Hodenkrebs vom Kiffen?
"Tatort" und "Spiegel" – der Tatort vom vergangenen Sonntag zog über 13 Millionen Zuschauer vor die Bildschirme, ein Rekord, der in nahezu allen Zeitungen gewürdigt wird. SPIEGEL ONLINE hat den Hinweis von Jan-Josef Liefers Figur Prof. Boerne, der behauptet, vom Cannabis-Rauchen bekäme man Hodenkrebs, gleich zum Artikel erhoben und ist in der Fachliteratur diesem Problem nachgegangen. Am Ende zeigt sich, nichts ist erwiesen, der Zuschauer kann weiterkiffen und sich seiner Hoden sicher sein.
Für die, die trotzdem noch in Sorge sind, macht "Spiegel Online" in der Nachbarspalte gleich Werbung für das Heft "Spiegel Wissen" mit dem Titel "Diagnose Krebs". Aus der Werbung erklärt sich wohl, warum jetzt Spielfilme Auslöser für Qualitätsartikel werden. Dann wird es auch nicht mehr lang dauern, bis Homer Simpson oder Bernd das Brot dem Spiegel die Themen liefern. Daneben gibt es dann Bier- und Brötchen-Werbung.
Handke und Politik – sie haben noch nie zueinander gepasst, meint Thomas Steinfeld in der SÜDDEUTSCHEN ZEITUNG. Dem Dramatiker Handke ist der norwegische Ibsen-Preis verliehen worden, die Verleihung in Oslo ging in massiven Protesten unter. Handke hatte sich in den vergangenen Jahren allzu serbenfreundlich gezeigt und schon bei der Verleihung des Heine-Preises Proteste geerntet. Steinfeld scheint es, als würden sich die damaligen Proteste wiederholen, "aber vergröbert und weitgehend von aller Textkenntnis befreit". Steinfeld diskutiert ausführlich über das Unpolitische und die Politik und beschreibt Handke fast wie eine tragische Figur:
"Darin besteht das Verhängnis Peter Handkes: Aus der Politik ist kein Entkommen."

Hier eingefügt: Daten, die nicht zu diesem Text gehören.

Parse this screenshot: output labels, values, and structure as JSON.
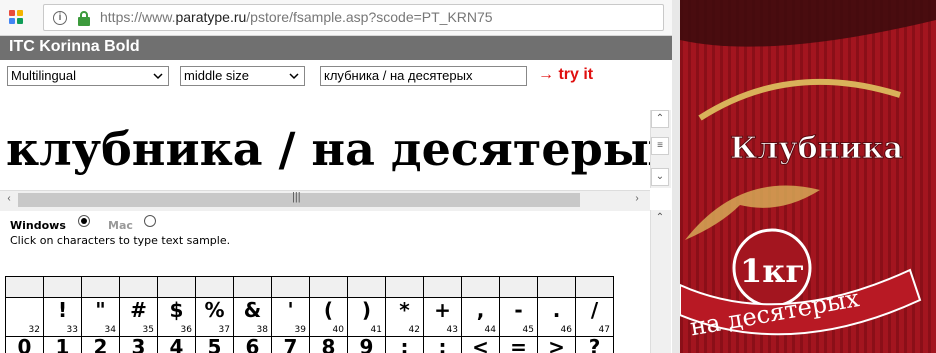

Nach einem Rückblick in die Zeitgeschichte könnte man allerdings zu der Ansicht kommen, dass Handke an diesem Verhängnis nicht ganz unschuldig ist.
Vom Messdiener zum Showmaster
Ministrant und Moderator: Ex-ZDF-Intendant Markus Schächter hat für ein Buch 14 Promis befragt, um der These nachzugehen, ob es eine Verbindungslinie zwischen Showbiz und Messdienst gibt. Joachim Huber im Berliner TAGESSPIEGEL vermutet, die Rechnung gehe anders herum auf, dass nämlich erfolgsorientierte Fernsehleute in ihrer Jugend auch mal erfolgreiche Messdiener waren.
Hermann Unterstöger ist in der SÜDDEUTSCHEN ZEITUNG von der Verbindung nicht überrascht, denn "in der Tat herrscht bei Pontifikalämtern ein Schreiten, Drehen und Verneigen, ein Räuchern und Orgeln, ein Deklamieren und Psalmodieren, dass einem ganz anders wird und man sich eigentlich nur noch fragt, ob und wann das Fernsehballett oder die Mainzelmännchen feierlich in die Kirche einziehen". So gesehen, wäre die These von Markus Schächter bereits bestätigt und in die Wege geleitet, was Schächter und der Herder-Verlag vielleicht beabsichtigt haben – die Kirche wird wieder attraktiv, und zwar für Jugendliche, die ins ZDF wollen.
Mein Fazit der heutigen Presseschau: Ich war Messdiener, ich wollte nie ins ZDF und ich werde nie wieder "Ich" schreiben. Verspreche ich.